Siempre está pasando algo en el mundo; la diferencia es que ahora estamos al tanto de todas las noticias, viviendo la inmediatez de la información instantánea, las noticias replicadas en nuestros múltiples grupos de chat, el algoritmo de TikTok que ya reconoció dónde está tu estado de alerta para mandarte todo lo relacionado a ello, sumado a la necesidad de sentir que se está en el ojo de la actualidad, la opinión y el deseo de saber más que los demás.

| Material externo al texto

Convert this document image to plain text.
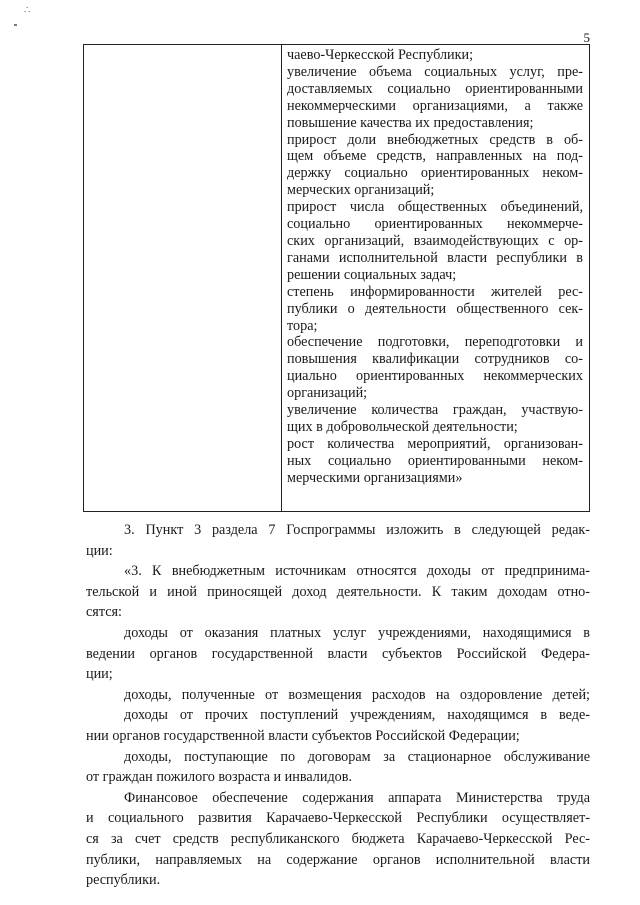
∴
5
чаево-Черкесской Республики;
увеличение объема социальных услуг, пре-
доставляемых социально ориентированными
некоммерческими организациями, а также
повышение качества их предоставления;
прирост доли внебюджетных средств в об-
щем объеме средств, направленных на под-
держку социально ориентированных неком-
мерческих организаций;
прирост числа общественных объединений,
социально ориентированных некоммерче-
ских организаций, взаимодействующих с ор-
ганами исполнительной власти республики в
решении социальных задач;
степень информированности жителей рес-
публики о деятельности общественного сек-
тора;
обеспечение подготовки, переподготовки и
повышения квалификации сотрудников со-
циально ориентированных некоммерческих
организаций;
увеличение количества граждан, участвую-
щих в добровольческой деятельности;
рост количества мероприятий, организован-
ных социально ориентированными неком-
мерческими организациями»
3. Пункт 3 раздела 7 Госпрограммы изложить в следующей редак-
ции:
«3. К внебюджетным источникам относятся доходы от предпринима-
тельской и иной приносящей доход деятельности. К таким доходам отно-
сятся:
доходы от оказания платных услуг учреждениями, находящимися в
ведении органов государственной власти субъектов Российской Федера-
ции;
доходы, полученные от возмещения расходов на оздоровление детей;
доходы от прочих поступлений учреждениям, находящимся в веде-
нии органов государственной власти субъектов Российской Федерации;
доходы, поступающие по договорам за стационарное обслуживание
от граждан пожилого возраста и инвалидов.
Финансовое обеспечение содержания аппарата Министерства труда
и социального развития Карачаево-Черкесской Республики осуществляет-
ся за счет средств республиканского бюджета Карачаево-Черкесской Рес-
публики, направляемых на содержание органов исполнительной власти
республики.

Se inundó el norte de Bogotá con niños atrapados por horas en sus rutas escolares, llenos de imágenes que traían a nuestra mente a Valencia, Barcelona y otras ciudades del mundo golpeadas por fenómenos naturales recientes; surgieron los comentarios en torno a “parece que lo del cambio climático sí es de verdad” o “el mundo se va a acabar”, pero en cuestión de unos días caerá en el olvido y nuestra vida seguirá normal, hasta que pase otra cosa, como probablemente sucederá.